The Kuraza has a large touch screen 16 by 6 inch vertically oriented center monitor. This monitor is a modern interpretation of Kakejiku. The design team stated that they were looking for new ways to add an emotional element to information-centric monitors. The monitor can also be programmed with modern applications, such as weather and road conditions.

==Interior==
The interior of the Kuraza includes six-passenger seating, a center beam console, LED lightning, door grips, foot rests, foot wells, and six individual reading lights. The Kuraza also has large windowed areas, with a glass overhead made of three panels for a panoramic view from all seats, with soft overhead lighting at night.

==Exterior==
The Kuraza’s exterior includes an Infiniti-style “double-arch” tinted aluminum grille, multi-lamp LED headlights, with a tiny “surround-view” camera for blind spots. The Kuraza’s exterior is a deep violet color, with a metallic flake. Fine-grain finish aluminum is used all around the exterior of the vehicle.
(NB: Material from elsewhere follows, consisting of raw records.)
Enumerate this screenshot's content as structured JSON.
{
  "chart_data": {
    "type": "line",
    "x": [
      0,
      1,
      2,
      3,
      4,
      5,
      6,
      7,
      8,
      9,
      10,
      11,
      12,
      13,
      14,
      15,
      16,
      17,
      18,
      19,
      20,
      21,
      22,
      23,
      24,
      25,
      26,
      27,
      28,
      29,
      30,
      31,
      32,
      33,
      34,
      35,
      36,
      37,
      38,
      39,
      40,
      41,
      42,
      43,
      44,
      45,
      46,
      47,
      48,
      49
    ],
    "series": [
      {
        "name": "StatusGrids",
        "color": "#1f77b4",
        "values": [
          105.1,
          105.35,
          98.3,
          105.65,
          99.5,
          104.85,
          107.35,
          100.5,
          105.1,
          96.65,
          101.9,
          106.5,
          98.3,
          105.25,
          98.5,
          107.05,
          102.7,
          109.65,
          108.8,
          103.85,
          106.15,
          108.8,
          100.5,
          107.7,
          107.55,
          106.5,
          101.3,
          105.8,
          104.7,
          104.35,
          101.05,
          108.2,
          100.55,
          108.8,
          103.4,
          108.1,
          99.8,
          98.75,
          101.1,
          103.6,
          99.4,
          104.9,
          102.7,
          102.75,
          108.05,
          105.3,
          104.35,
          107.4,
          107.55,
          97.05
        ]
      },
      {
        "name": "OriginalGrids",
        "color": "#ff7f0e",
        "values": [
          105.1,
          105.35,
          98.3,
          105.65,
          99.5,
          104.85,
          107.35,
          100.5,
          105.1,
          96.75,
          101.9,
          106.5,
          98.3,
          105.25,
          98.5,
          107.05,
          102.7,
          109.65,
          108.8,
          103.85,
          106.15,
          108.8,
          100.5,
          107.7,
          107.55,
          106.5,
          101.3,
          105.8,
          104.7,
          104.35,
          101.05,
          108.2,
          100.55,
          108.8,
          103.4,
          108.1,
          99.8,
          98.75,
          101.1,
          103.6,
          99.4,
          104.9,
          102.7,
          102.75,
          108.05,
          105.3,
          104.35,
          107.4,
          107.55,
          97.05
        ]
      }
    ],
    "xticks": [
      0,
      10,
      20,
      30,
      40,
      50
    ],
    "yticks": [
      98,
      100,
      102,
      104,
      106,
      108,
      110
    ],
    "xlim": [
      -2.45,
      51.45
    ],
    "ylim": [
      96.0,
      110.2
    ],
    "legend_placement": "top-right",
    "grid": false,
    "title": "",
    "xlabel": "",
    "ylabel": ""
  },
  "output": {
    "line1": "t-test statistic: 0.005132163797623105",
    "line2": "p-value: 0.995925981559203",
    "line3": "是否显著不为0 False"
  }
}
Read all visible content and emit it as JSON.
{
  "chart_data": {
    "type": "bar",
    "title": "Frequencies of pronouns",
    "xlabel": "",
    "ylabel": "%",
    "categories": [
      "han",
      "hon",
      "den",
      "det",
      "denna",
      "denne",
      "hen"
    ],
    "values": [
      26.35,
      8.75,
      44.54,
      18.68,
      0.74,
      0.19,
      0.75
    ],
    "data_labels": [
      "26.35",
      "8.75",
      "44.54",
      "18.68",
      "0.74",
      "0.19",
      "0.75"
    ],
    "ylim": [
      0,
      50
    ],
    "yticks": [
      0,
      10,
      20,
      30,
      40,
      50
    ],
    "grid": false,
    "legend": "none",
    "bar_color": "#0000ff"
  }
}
The vehicle runs on 23-inch 8-spoke aluminum-alloy wheels, and Special Dunlop 305/45R23 tires.

==Reception==
The Infiniti Kuraza concept met with a negative reception after it was unveiled, and never found its ground after that. One such case of criticism was when A “Bag It or Build It?” survey was posted on The Wall Street Journal, asking for readers to vote on whether they like the auto industry’s ideas for future vehicles. Out of 7 concept vehicles, the Infiniti Kuraza appeared at the top of the “Bag it” list, with 69% of readers, 2497 people, stating their dislike of the vehicle.